In the over twenty years I have been involved in college admissions work, I have seen colleges move away from seeking well rounded students to seeking well rounded classes, so that a student who stands out due to a particular passion or skill is often a more attractive applicant. Too, I have also seen an increase in the impact of outside forces--especially rankings and concerns about public identification--on the admissions process. Indeed, there has been a marked increase in marketing with an eye to a school’s place in the annual media-produced rankings. The ever greater concern about selectivity has led to increased efforts to attract more appplicants even when they are admitting no more of them. To me these are disturbing trends for while there is no denying that there are institutional needs, these efforts seem institutionally self-serving, reducing the aspiring applicants to little more than pawns in a game of one upsmanship .

Pamela Hampton-Garland
Owner Scholar Bound

What trends have you noticed in admissions?

It is precarious and the price continues to rise and the selection process becomes more rigorous as the dollars diminiish

Patricia Krahnke
President/Partner Global College Search Associates, LLC

What trends have you noticed in admissions?

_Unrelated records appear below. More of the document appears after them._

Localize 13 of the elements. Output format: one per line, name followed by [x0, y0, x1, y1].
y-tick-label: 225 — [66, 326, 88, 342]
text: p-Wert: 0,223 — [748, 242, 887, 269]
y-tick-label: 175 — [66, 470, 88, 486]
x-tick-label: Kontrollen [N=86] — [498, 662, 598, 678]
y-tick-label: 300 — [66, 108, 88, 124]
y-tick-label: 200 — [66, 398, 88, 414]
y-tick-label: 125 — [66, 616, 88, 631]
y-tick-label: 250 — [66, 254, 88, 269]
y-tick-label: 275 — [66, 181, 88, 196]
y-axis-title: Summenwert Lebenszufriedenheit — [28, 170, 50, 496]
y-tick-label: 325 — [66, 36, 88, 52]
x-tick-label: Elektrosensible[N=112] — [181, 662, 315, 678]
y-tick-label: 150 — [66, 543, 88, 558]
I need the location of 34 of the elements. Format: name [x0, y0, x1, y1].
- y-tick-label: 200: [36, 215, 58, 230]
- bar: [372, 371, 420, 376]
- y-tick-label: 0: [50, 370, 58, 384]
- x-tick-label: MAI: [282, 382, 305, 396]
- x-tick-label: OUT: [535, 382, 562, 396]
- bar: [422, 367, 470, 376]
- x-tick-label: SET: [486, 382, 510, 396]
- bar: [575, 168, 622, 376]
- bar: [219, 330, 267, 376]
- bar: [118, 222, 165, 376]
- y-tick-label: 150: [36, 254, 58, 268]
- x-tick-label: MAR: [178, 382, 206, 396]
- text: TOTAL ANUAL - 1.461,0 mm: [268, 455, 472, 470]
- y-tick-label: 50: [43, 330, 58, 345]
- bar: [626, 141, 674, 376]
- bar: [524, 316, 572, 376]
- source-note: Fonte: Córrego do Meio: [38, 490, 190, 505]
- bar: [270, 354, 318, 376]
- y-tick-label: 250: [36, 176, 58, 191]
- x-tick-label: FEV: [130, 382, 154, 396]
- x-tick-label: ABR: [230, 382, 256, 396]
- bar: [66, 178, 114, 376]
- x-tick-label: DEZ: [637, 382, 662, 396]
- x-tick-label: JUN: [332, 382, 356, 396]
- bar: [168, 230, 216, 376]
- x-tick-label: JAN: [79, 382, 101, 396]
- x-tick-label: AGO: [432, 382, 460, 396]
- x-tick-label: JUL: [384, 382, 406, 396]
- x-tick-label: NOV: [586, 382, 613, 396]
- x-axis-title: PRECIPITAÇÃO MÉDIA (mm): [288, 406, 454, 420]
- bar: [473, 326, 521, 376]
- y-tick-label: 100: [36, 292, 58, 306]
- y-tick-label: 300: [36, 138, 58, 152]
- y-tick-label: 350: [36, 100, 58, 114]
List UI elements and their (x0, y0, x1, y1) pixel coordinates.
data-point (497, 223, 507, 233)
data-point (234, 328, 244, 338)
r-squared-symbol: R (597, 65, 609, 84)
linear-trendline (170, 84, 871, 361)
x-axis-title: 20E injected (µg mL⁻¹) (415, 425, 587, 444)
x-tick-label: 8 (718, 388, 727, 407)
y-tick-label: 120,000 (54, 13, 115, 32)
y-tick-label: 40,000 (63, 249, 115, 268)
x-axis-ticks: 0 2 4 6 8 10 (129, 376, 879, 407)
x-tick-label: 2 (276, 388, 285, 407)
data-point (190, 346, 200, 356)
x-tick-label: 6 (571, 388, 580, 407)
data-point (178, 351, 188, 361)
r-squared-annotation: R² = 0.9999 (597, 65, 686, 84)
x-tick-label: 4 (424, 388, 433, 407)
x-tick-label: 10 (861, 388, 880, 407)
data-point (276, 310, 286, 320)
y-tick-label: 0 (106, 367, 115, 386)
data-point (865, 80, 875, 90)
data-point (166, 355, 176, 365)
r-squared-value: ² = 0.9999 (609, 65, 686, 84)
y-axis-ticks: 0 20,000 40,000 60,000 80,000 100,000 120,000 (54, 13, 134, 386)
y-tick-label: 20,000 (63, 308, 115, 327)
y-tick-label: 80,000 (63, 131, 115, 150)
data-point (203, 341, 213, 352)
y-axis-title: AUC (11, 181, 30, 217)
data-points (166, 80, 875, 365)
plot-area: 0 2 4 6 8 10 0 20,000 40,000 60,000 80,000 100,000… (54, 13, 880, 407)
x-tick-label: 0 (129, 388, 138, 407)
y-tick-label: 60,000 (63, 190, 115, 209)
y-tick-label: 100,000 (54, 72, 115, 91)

Short Answer: It used to be about people. Now it’s all about the money. And it doesn't stop at admissions... Detailed Answer: There are many trends, most of them negative, and they may very well affect you and your college experience. 1. Technology has rendered moot most personal interaction between colleges and prospective students. 2. College administrations are placing enormous pressure on admissions departments to admit students whose families can pay out-of-pocket. 3. Low income and middle class families are expected to come up with more and more money to fund their child’s education. A few years ago the average yearly EFC was around $3-5,000.Now it is around $10-15,000. 4. Institutions are spending more on marketing to international students (who pay out-of-pocket and often receive thousands of dollars of tuition discounts) than they do on scholarships to support low income American students. They talk about international students as being desirable because they create diversity on campus. However, the truth is that they bring a great influx of money to institutions. If colleges were truly looking for diversity, there is plenty of it in this country to draw from and support. 5. Facebook is being used by colleges to connect accepted students to one another before they arrive on campus in the fall. This trend is seen by the public as a means of connecting people socially; however, to the college, creating a feeling of community online is a means of ensuring that students 1) won’t be wooed away by another college and, 2) will actually arrive on campus and matriculate. This has both positive and negative aspects. On the positive side, students feel less alone with the idea of coming to college. By the time they arrive for orientation, they already “know” a few fellow students, which can make the transition easier. But this can backfire, too. Students may have a false sense that these people are their “friends,” and as such they may place too much trust in individuals they don’t really know at all. 6. Private colleges with big endowments can often afford to give large scholarships. Public colleges, on the other hand, generally can’t.